There are several different ways to treat nail fungus. You can use topical anti-fungals, take prescription medication, have your nails surgically removed, use laser therapy or any combination of these treatments. While there may be different ways to treat your toenails, doctors agree that it is best to treat the fungus as soon as it is noticed.

In early cases, over the counter or topical medications may be sufficient. However, studies have shown that once the fungus has significantly invaded the nail, topical anti-fungals creams and lacquers are only about 15% effective on their best day. The nail lacquers, or polishes, most commonly used are prescription Penlac, doctor recommended Formula 3, or Tea Tree oil found in most pharmacies. If you decide to use a nail lacquer, you must use it daily and remove it with an emory board once per week to prevent build up on the nail. Some patients decide to take oral medication for nail fungus treatment. This is, BY FAR, the LEAST effective way to treat nail fungus.

Lamisil is the most commonly prescribed pill to treat nail fungus. Until recently, oral medication was considered the “gold standard” treatment for this condition. Studies have proven that Lamisil is 81% effective and is a very safe medication. In order to receive a prescription, you need to have a nail biopsy confirm that the toenail is fungal. Additionally, a liver function blood test needs to be performed to make sure that your liver is functioning normally. Lamisil is filtered through the liver. If there is a problem with your liver, the medication can make the problems worse. If your liver is functioning normally, studies have shown that Lamisil will not cause any damage to your healthy liver. The most effective way to take this medication is one pill daily for 90 days.

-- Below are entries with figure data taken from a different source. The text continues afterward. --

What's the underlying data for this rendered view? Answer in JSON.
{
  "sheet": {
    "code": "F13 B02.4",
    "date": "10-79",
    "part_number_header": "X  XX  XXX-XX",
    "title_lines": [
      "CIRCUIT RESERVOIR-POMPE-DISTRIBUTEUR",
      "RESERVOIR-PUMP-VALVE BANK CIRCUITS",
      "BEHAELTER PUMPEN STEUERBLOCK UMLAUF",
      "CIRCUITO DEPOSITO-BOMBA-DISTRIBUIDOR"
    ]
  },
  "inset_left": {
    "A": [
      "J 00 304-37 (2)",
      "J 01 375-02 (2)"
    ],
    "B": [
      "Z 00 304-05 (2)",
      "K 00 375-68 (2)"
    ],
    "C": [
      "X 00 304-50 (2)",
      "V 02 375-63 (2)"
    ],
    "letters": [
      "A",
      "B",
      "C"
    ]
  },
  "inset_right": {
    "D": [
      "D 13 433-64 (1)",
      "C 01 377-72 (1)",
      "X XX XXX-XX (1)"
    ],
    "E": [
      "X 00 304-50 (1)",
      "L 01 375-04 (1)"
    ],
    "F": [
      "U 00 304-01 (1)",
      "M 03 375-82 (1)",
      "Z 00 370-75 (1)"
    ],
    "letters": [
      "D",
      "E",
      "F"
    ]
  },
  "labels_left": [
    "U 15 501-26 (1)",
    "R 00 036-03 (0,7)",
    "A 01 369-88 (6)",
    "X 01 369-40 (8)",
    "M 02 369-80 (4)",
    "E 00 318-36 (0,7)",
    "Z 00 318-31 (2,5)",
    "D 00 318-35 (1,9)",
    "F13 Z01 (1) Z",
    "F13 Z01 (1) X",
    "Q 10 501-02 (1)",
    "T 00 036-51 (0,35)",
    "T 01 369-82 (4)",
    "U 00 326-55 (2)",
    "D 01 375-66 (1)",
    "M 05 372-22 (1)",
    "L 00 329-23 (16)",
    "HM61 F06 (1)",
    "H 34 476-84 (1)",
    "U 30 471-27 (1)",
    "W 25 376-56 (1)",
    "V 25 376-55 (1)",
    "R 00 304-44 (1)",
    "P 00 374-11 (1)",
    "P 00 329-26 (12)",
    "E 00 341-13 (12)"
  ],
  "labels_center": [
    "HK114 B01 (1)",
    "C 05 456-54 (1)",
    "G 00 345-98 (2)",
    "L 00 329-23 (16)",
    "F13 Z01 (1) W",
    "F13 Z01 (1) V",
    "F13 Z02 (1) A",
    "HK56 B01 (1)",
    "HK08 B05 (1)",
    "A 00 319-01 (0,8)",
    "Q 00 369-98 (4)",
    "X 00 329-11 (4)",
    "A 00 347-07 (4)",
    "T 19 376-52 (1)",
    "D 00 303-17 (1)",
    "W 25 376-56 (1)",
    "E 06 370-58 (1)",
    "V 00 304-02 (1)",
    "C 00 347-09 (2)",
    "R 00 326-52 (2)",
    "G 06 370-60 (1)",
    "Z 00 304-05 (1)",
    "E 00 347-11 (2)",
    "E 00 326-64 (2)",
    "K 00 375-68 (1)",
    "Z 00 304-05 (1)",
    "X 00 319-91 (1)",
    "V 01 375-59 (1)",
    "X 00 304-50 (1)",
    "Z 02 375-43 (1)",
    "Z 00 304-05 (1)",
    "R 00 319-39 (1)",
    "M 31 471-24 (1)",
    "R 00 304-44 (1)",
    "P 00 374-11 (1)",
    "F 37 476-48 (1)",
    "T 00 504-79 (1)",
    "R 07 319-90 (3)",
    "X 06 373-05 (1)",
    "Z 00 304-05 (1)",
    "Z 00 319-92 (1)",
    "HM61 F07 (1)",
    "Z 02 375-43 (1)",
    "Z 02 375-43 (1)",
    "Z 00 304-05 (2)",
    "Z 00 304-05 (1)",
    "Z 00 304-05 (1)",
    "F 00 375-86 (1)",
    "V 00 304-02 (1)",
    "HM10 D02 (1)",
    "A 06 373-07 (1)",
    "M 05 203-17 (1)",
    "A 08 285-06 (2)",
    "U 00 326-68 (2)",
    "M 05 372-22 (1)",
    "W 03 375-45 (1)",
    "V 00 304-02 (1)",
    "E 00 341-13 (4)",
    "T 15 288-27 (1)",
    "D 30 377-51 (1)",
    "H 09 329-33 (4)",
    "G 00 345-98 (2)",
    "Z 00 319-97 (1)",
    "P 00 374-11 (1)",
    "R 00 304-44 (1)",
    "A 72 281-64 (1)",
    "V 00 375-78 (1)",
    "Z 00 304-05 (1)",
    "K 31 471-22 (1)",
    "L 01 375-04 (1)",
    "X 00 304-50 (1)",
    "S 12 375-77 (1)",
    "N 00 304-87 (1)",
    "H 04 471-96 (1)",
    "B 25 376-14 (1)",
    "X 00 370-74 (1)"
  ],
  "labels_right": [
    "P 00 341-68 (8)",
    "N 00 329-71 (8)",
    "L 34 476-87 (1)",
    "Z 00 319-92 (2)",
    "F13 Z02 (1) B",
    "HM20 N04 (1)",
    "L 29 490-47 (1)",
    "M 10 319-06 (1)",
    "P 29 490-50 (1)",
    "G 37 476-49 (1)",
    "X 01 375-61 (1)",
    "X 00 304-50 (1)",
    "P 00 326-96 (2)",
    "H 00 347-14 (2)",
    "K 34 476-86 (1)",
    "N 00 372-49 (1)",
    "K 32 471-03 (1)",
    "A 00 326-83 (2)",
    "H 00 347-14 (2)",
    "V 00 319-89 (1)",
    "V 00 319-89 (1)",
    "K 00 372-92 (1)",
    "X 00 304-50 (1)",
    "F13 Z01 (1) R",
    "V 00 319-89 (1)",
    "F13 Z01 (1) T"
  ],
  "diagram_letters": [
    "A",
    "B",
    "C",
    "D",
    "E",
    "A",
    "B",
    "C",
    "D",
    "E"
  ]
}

Laser therapy is fast replacing prescription medication as the “go to” treatment for nail fungus. There are no pills to take, no side effects, and no interactions with medications. Laser treatment can be tolerated by anyone. Most importantly, laser treatment has been found to be up to 85% effective in test patients. The only downside to laser treatment is that it is not covered by most insurance carriers, so it is an out of pocket expense. Most patients require only one to two sessions, although there are studies that track up to 4 sessions in test patients. Most patients will notice some clearing in the nail at about 2 to 3 months with full clearing seen at about 8 months to 1 year.

The most extreme form of treatment for nail fungus is to surgically remove the nail. This is usually reserved for patients with very thick toenails who just “do not want to have to deal with it anymore.” These patients usually have pain associated with the extreme thickness of their toenail. It is typical for these patients to deal with these nail problems for decades. In our office, when we perform the procedure, we remove the nail permanently. We do this because a temporary procedure that allows the nail to grow back does not insure a “clear” nail will grow in the old nail's place. When you remove a nail, you disrupt the root of the nail, and in essence, cause injury to the root and the nail bed. If you have read the previous articles I've written about nail fungus, you will know that nail injury can mimic the look of nail fungus. So, if we temporarily remove the nail, but damage the nail bed and the root in the process, the new nail that grows back (while it may not be fungal) may be injured and thus “look” fungal. If that is the case you just went through a nail procedure for nothing. Why? Because you still have a fungal looking nail. So, if you choose to go the surgical route, my advice is permanent nail removal.